Sixteen pharmaceutical compounds and four special pharmaceutical compounds were spiked into two human serum sample pools (low-AMH concentration and high-AMH concentration), and tested. The drug concentrations were chosen according to the recommendation (if available) given in the CLSI guideline EP07-A3. When concentrations were not available in the guideline, concentrations of at least three times of the maximum recommended daily dose were tested. All compounds met the acceptance criteria.

The effect on quantitation of AMH in the presence of lithium-heparin anticoagulant was determined by comparing values obtained from human samples drawn into Serum and Li

8

Heparin plasma primary tubes. The specifications were fulfilled and thus the resulting data support the package-insert claim that Li-Heparin plasma is an acceptable sample type for use with the Elecsys AMH assay.

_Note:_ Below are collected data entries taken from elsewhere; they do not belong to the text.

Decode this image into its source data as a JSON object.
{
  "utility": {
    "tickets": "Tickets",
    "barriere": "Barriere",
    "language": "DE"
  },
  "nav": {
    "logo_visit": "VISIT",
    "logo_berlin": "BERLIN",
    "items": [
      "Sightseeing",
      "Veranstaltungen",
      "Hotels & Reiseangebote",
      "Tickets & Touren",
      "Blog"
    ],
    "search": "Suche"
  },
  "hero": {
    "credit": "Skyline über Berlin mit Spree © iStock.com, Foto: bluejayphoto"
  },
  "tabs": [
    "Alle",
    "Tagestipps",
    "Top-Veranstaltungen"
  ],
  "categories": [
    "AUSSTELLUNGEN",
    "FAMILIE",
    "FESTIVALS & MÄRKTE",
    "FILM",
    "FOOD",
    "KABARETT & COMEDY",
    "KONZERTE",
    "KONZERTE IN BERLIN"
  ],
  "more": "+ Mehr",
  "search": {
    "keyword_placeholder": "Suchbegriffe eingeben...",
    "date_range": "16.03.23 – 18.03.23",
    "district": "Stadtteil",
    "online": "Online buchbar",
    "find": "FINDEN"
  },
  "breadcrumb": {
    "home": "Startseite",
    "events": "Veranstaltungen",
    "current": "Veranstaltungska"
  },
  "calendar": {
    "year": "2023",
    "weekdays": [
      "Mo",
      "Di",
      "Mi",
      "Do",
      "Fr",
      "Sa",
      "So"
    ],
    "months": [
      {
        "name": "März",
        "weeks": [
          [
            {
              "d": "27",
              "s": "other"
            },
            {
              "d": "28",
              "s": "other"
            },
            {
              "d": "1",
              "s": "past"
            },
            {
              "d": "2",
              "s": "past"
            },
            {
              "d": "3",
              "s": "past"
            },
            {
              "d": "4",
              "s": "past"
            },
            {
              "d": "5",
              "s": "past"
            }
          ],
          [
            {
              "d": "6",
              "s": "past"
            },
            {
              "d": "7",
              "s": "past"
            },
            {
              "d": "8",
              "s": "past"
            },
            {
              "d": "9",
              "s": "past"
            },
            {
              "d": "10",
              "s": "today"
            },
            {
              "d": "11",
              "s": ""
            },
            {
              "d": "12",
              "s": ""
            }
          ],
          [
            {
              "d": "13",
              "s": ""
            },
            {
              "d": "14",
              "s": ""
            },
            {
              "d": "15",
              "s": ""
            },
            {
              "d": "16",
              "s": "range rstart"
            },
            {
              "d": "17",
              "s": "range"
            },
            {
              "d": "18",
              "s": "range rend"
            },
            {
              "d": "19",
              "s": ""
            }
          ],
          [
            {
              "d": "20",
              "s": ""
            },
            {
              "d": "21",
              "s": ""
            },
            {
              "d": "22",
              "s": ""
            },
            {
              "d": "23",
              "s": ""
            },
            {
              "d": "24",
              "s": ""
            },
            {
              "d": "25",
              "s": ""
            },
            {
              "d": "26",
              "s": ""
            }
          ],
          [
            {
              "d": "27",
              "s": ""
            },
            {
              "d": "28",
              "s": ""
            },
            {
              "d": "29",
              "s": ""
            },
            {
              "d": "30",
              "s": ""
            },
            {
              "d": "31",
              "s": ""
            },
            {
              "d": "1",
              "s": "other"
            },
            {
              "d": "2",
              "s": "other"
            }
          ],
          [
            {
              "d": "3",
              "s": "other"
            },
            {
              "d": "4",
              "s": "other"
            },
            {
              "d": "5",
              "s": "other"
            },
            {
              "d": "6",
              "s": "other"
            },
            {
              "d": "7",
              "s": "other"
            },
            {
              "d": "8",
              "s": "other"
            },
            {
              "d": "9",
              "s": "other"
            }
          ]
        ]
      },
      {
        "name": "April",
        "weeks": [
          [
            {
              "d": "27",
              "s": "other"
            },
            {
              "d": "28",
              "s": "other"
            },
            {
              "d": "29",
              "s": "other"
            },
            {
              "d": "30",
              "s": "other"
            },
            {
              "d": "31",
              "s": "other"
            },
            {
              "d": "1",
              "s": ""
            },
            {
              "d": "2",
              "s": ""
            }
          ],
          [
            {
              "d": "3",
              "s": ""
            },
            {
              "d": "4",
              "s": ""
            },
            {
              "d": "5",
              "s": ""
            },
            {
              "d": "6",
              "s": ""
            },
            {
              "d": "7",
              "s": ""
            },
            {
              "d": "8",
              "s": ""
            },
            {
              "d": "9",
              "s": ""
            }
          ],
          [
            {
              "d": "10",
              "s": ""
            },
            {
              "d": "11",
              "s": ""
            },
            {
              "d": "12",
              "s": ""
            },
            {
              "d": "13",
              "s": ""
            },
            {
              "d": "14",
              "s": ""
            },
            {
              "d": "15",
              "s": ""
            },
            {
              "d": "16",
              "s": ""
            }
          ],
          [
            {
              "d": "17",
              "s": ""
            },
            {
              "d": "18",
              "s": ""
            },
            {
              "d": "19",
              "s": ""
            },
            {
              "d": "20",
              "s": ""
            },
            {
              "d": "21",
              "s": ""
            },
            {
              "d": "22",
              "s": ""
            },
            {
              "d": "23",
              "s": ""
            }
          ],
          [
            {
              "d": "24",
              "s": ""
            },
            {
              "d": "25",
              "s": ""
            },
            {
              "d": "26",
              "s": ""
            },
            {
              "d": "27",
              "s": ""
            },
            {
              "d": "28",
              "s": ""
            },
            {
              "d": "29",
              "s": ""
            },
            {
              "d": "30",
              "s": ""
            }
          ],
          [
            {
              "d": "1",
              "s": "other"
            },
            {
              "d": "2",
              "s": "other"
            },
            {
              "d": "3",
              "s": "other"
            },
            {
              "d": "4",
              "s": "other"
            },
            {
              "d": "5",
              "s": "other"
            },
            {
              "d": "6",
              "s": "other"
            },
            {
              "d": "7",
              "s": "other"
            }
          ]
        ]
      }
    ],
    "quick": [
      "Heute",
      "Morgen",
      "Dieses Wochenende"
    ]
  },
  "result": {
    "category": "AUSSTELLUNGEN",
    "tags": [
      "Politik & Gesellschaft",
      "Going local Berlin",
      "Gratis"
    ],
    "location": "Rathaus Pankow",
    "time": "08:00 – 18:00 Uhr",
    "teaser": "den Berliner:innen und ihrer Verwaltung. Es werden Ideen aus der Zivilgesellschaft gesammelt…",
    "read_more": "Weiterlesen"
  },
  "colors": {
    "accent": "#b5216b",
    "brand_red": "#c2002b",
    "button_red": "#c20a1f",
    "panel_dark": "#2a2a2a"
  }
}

Roche performed method comparison studies in concordance with the "Assay Migration Studies for In Vitro Diagnostic Devices" guidance document and CLSI EP09-A3. Analyses were based on both quantitative and qualitative attributes of the assay. In total, all acceptance criteria were fulfilled for both quantitative and qualitative analyses; therefore, no clinically significant bias could be observed.

The stability studies were performed and the pre-specified acceptance criteria were met. The stability data supports the claims as reported in labeling.

The Elecsys AMH immunoassay (updated assay, Mat. No. 08819319160) is substantially equivalent to the Elecsys AMH system (current assay, Mat. No. 06331076160).